Two nights of sleeping on a luton van on a bubble wrap mattress, and three wet days in the forest took us to breaking point. Then, at our lowest ebb, we discovered that wild boar had chewed holes in our tool bag and some scummer had trodden on, and cracked my cycle helmet. All we needed was 3 months rain in a day and the misery would be complete. Oh yes. Bingo.
So the rain was lashing down, the damp was creeping into all our electrical equipment, and we were close to breaking the world record for the most amount of people under two E-Z ups. Then we realised that our start / finish area was on the route of a Duke of Edinburgh expedition, leading to a damp procession of soggy teens with poor navigation and skin. Lap times went from a sprightly twenty odd minutes to glacial speeds best measured with a sun dial. Lap numbers were hastily reduced in order to maximise the amount of people queuing for the showers at the same time. Yes! Showers! Oh, be still my beating heart! All they've got at Hadleigh is a communal tub of wet wipes, supplied by the official Games' wet wipe supplier and undoubtedly advertised on T.V. by one of the GB cycling sell-outs. Bran flakes anyone? Not only showers, but bike wash, a café selling wild boar kebabs and a bike shop specialising in summer gore tex and mud tyres.
In our most rose-tinted appraisal of the day, all we can say is that we survived. We ran around with our heads on fire for much of the day; four people trying to run a biblical Ben Hur of a bike race. It'll never be an event we are proud of but nobody died and in the midst of all the chaos, a bike race occurred.
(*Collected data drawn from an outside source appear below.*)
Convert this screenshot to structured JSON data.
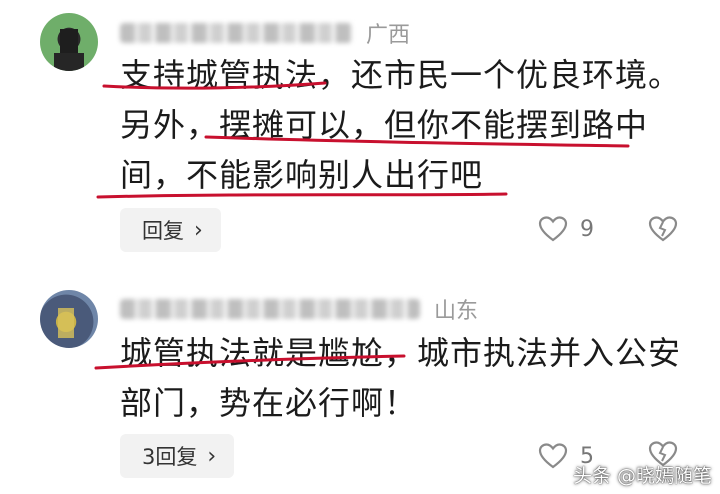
{
  "comments": [
    {
      "region": "广西",
      "lines": [
        "支持城管执法，还市民一个优良环境。",
        "另外，摆摊可以，但你不能摆到路中",
        "间，不能影响别人出行吧"
      ],
      "reply_label": "回复",
      "like_count": "9"
    },
    {
      "region": "山东",
      "lines": [
        "城管执法就是尴尬，城市执法并入公安",
        "部门，势在必行啊！"
      ],
      "reply_label": "3回复",
      "like_count": "5"
    }
  ],
  "icons": {
    "reply_chevron": "chevron-right-icon",
    "like": "heart-outline-icon",
    "dislike": "broken-heart-icon"
  },
  "colors": {
    "underline": "#c8102e",
    "meta_gray": "#9a9a9a",
    "button_bg": "#f2f2f2"
  },
  "watermark": "头条 @晓嫣随笔"
}
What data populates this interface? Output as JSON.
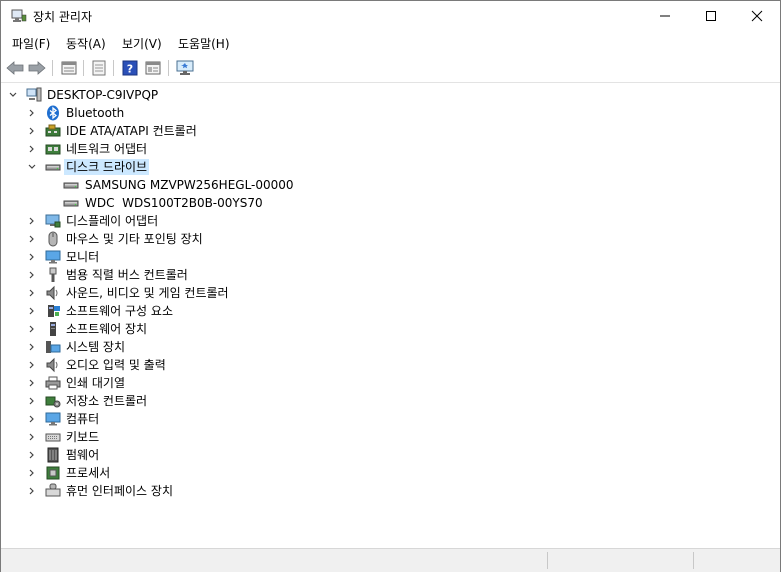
{
  "window": {
    "title": "장치 관리자",
    "buttons": {
      "minimize": "minimize-icon",
      "maximize": "maximize-icon",
      "close": "close-icon"
    }
  },
  "menu": [
    {
      "label": "파일(F)"
    },
    {
      "label": "동작(A)"
    },
    {
      "label": "보기(V)"
    },
    {
      "label": "도움말(H)"
    }
  ],
  "toolbar": [
    "back-arrow-icon",
    "forward-arrow-icon",
    "properties-icon",
    "update-icon",
    "help-icon",
    "view-icon",
    "monitor-scan-icon"
  ],
  "tree": {
    "root": "DESKTOP-C9IVPQP",
    "items": [
      {
        "label": "Bluetooth",
        "icon": "bluetooth-icon",
        "expanded": false
      },
      {
        "label": "IDE ATA/ATAPI 컨트롤러",
        "icon": "controller-icon",
        "expanded": false
      },
      {
        "label": "네트워크 어댑터",
        "icon": "network-icon",
        "expanded": false
      },
      {
        "label": "디스크 드라이브",
        "icon": "disk-icon",
        "expanded": true,
        "selected": true,
        "children": [
          {
            "label": "SAMSUNG MZVPW256HEGL-00000",
            "icon": "disk-icon"
          },
          {
            "label": "WDC  WDS100T2B0B-00YS70",
            "icon": "disk-icon"
          }
        ]
      },
      {
        "label": "디스플레이 어댑터",
        "icon": "display-adapter-icon",
        "expanded": false
      },
      {
        "label": "마우스 및 기타 포인팅 장치",
        "icon": "mouse-icon",
        "expanded": false
      },
      {
        "label": "모니터",
        "icon": "monitor-icon",
        "expanded": false
      },
      {
        "label": "범용 직렬 버스 컨트롤러",
        "icon": "usb-icon",
        "expanded": false
      },
      {
        "label": "사운드, 비디오 및 게임 컨트롤러",
        "icon": "sound-icon",
        "expanded": false
      },
      {
        "label": "소프트웨어 구성 요소",
        "icon": "software-component-icon",
        "expanded": false
      },
      {
        "label": "소프트웨어 장치",
        "icon": "software-device-icon",
        "expanded": false
      },
      {
        "label": "시스템 장치",
        "icon": "system-device-icon",
        "expanded": false
      },
      {
        "label": "오디오 입력 및 출력",
        "icon": "audio-icon",
        "expanded": false
      },
      {
        "label": "인쇄 대기열",
        "icon": "printer-icon",
        "expanded": false
      },
      {
        "label": "저장소 컨트롤러",
        "icon": "storage-controller-icon",
        "expanded": false
      },
      {
        "label": "컴퓨터",
        "icon": "computer-icon",
        "expanded": false
      },
      {
        "label": "키보드",
        "icon": "keyboard-icon",
        "expanded": false
      },
      {
        "label": "펌웨어",
        "icon": "firmware-icon",
        "expanded": false
      },
      {
        "label": "프로세서",
        "icon": "processor-icon",
        "expanded": false
      },
      {
        "label": "휴먼 인터페이스 장치",
        "icon": "hid-icon",
        "expanded": false
      }
    ]
  }
}
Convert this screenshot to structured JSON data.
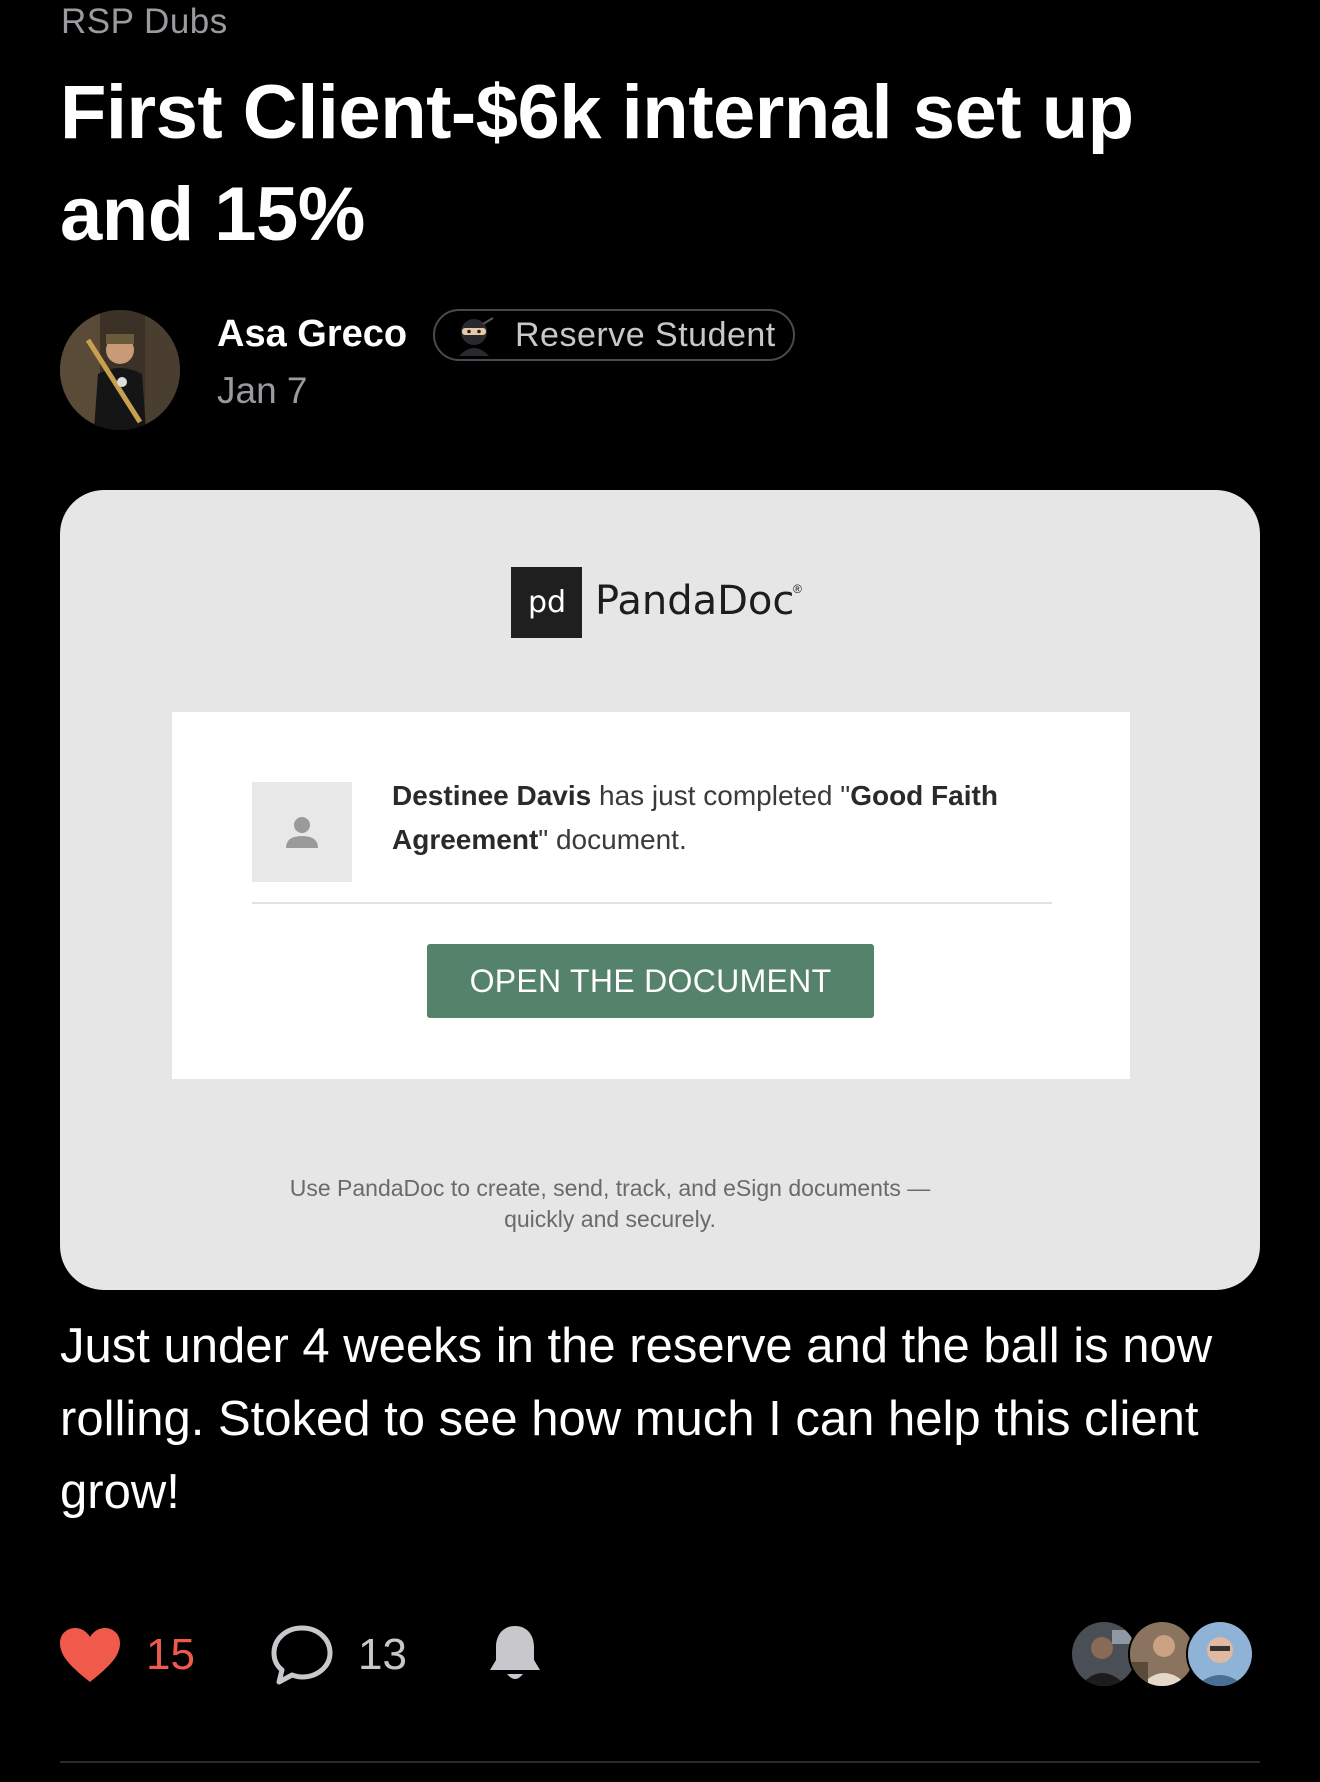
{
  "post": {
    "group": "RSP Dubs",
    "title": "First Client-$6k internal set up and 15%",
    "author": "Asa Greco",
    "badge": "Reserve Student",
    "date": "Jan 7",
    "body": "Just under 4 weeks in the reserve and the ball is now rolling. Stoked to see how much I can help this client grow!"
  },
  "attachment": {
    "brand": "PandaDoc",
    "brand_mark": "®",
    "logo_text": "pd",
    "signer": "Destinee Davis",
    "message_middle": " has just completed \"",
    "document_name_part1": "Good Faith",
    "document_name_part2": "Agreement",
    "message_end": "\" document.",
    "button_label": "OPEN THE DOCUMENT",
    "footer_line1": "Use PandaDoc to create, send, track, and eSign documents —",
    "footer_line2": "quickly and securely."
  },
  "actions": {
    "likes": "15",
    "comments": "13"
  },
  "colors": {
    "background": "#000000",
    "like_red": "#ef5a4a",
    "button_green": "#54826b",
    "card_gray": "#e6e6e6"
  },
  "icons": [
    "heart-icon",
    "comment-icon",
    "bell-icon",
    "ninja-icon",
    "person-placeholder-icon",
    "pandadoc-logo"
  ]
}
What we are proud of are the volunteers on the day. Our marshals this year have been outstanding and there can be no argument that standing out in the open on Saturday would have challenged the most Bear Gryls among us. I personally wouldn't have put a milk bottle out on a day like that. It will be the law from now on, that when you are on your last lap of the race you say 'Thank You' to every marshal and commissaire you see. For everyone you miss, we will relegate you one race position. Manners maketh the mountain biker.